Life-Changing Subtext: Nuclear armageddon is fine and dandy, just as long as it doesn’t interfere with creepily stalking young women.
Defining Quote: Cris Johnson: “Here’s the thing about the future. Every time you look at it, it changes, because you looked at it, and that changes everything else.” This attempt at profundity is the entire message of the movie: nothing matters. In fact, you’re better off not watching the movie at all! It’s like the screenwriter’s conscience suddenly gained free will and frantically attempted to warn hapless viewers of what was coming.
Standout Performance: Nicolas Cage gets this in every movie he’s in. He even gets it in a few movies he’s not in. I don’t even know how this is possible, but it is.
What’s Wrong: The essential problem with this movie is the whole central conceit. Cage’s character sees two minutes into the future, which lets him head off disaster before it happens. The problem is that this gives us multiple scenes where he’s killed — shot mostly, but he’s also hit by a train, which is how I’m pretty sure the real Cage will go out — so the audience is conditioned to assume any time Cage dies, it’s not real. And it’s not! This turns into the worst twist-ending of all time in the end: It Was All A Dream. So I sat through 45 minutes of bullshit for nothing? Are you fucking laughing at me, Cage?

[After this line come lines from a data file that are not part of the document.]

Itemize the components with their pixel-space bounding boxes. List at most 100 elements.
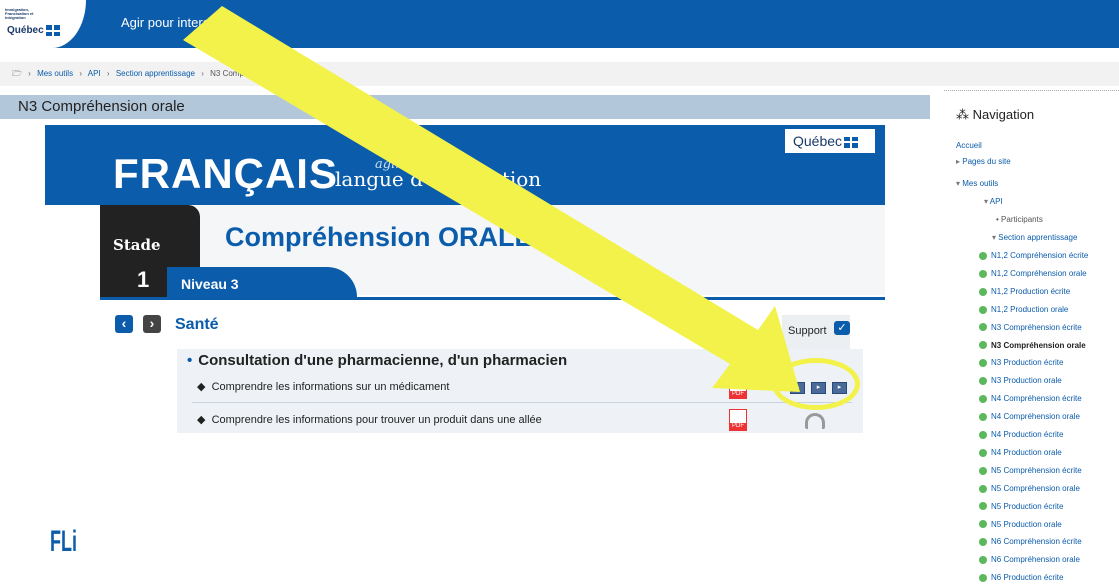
nav-mes-outils-label[interactable]: Mes outils — [962, 179, 998, 188]
nav-resource-label[interactable]: N6 Production écrite — [991, 573, 1063, 582]
nav-section-label[interactable]: Section apprentissage — [998, 233, 1077, 242]
nav-resource-item[interactable]: N6 Compréhension écrite — [979, 537, 1082, 546]
breadcrumb-mes-outils[interactable]: Mes outils — [37, 69, 73, 78]
breadcrumb-current: N3 Compréhension orale — [210, 69, 300, 78]
nav-resource-label[interactable]: N6 Compréhension écrite — [991, 537, 1082, 546]
theme-title: Santé — [175, 316, 219, 333]
resource-icon — [979, 269, 987, 278]
section-row: • Consultation d'une pharmacienne, d'un p… — [177, 352, 567, 369]
pdf-icon[interactable]: PDF — [729, 409, 747, 431]
nav-resource-label[interactable]: N4 Compréhension écrite — [991, 394, 1082, 403]
nav-resource-item[interactable]: N5 Compréhension écrite — [979, 466, 1082, 475]
nav-resource-item[interactable]: N1,2 Compréhension écrite — [979, 251, 1088, 260]
breadcrumb-section[interactable]: Section apprentissage — [116, 69, 195, 78]
resource-icon — [979, 538, 987, 547]
fleurdelise-icon — [45, 25, 60, 36]
nav-resource-label[interactable]: N1,2 Production écrite — [991, 287, 1070, 296]
nav-resource-item[interactable]: N5 Production écrite — [979, 502, 1063, 511]
nav-resource-label[interactable]: N4 Production orale — [991, 448, 1062, 457]
support-label: Support — [788, 325, 827, 337]
resource-icon — [979, 395, 987, 404]
nav-resource-item[interactable]: N3 Compréhension écrite — [979, 323, 1082, 332]
nav-pages-du-site[interactable]: ▸ Pages du site — [956, 157, 1011, 166]
nav-resource-label[interactable]: N5 Compréhension orale — [991, 484, 1080, 493]
activity-row[interactable]: ◆ Comprendre les informations pour trouv… — [197, 413, 542, 426]
nav-resource-item[interactable]: N5 Production orale — [979, 520, 1062, 529]
divider — [100, 297, 885, 300]
stade-number: 1 — [137, 267, 150, 292]
nav-resource-item[interactable]: N4 Compréhension orale — [979, 412, 1080, 421]
ministry-name: Immigration, Francisation et Intégration — [5, 7, 34, 20]
nav-participants[interactable]: • Participants — [996, 215, 1043, 224]
nav-resource-label[interactable]: N1,2 Compréhension orale — [991, 269, 1087, 278]
quebec-logo[interactable]: Immigration, Francisation et Intégration… — [0, 0, 86, 48]
navigation-block: ⁂ Navigation Accueil ▸ Pages du site ▾ M… — [944, 90, 1119, 588]
nav-participants-label[interactable]: Participants — [1001, 215, 1043, 224]
nav-resource-item[interactable]: N3 Compréhension orale — [979, 341, 1086, 350]
nav-resource-label[interactable]: N6 Compréhension orale — [991, 555, 1080, 564]
navigation-title-text: Navigation — [972, 107, 1035, 122]
nav-resource-label[interactable]: N3 Production écrite — [991, 358, 1063, 367]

Flash of Competence: When Cage initially ducks casino security, he does it with a series of deft moves, knowing how both they and the crowd will react. There are no fakeouts, just smooth motions to hide his presence. It’s well-choreographed, and while not particularly thrilling — we know he’s getting out of there — it’s undeniably cool.
Best Scenes: Biel’s character takes Johnson to an Indian Reservation because she teaches there. He instantly starts rambling on about how he wants to meet their shaman, and it’s… uncomfortable. In his rant, he thinks they have power over the atmosphere and can see the future. It’s the kind of well-meaning racism you see out of any white person who owns more than one piece of turquoise jewelry. I wanted her to take him over to some trailer, and be like, “Here’s Jerry, he’s the shaman,” and it’ s just this guy watching Wheel of Fortune and drinking Budweiser.
Cris Johnson tells Biel’s character an old joke, and he gets it wrong. “What did the Zen master say to the hot dog vendor? Make me one with everything.” That’s how the joke goes. Not “I’ll have one with everything.” That doesn’t make a single bit of sense, you nutball.
Johnson briefly escapes FBI custody through karate. It’s the only time Cage busts out any karate — which is good, because if too much karate builds up in your system, it can cause karate-related blood poisoning — and it’s hinted that he’s using his future-sight to do this. And, sorry, that’s a better movie. Nicolas Cage plays a man who can only see one punch into the future? And it’s called Future Punch? Do not be shocked if Rodrick Rand makes that flick in the Blankverse.
Transcendent Moment: As any student of cinema knows, the various brown peoples of the world exist to tell white people the painfully obvious things that, for some reason, white people can’t see for themselves. In this case, some of Biel’s students want her to know that Johnson is totally into her. They can tell because of the way he looks at her. And it cuts over to Cage, and he has this confused and sleepy look on his face, like someone just woke him up by screaming, “MARTIAN COLONOSCOPY!” and he’s still trying to process what the fuck that means.

“I had one of those. It was delightful.”
I might not have recorded the correct Nicolas Cage, but Next is the next best thing. That really should have been the tagline.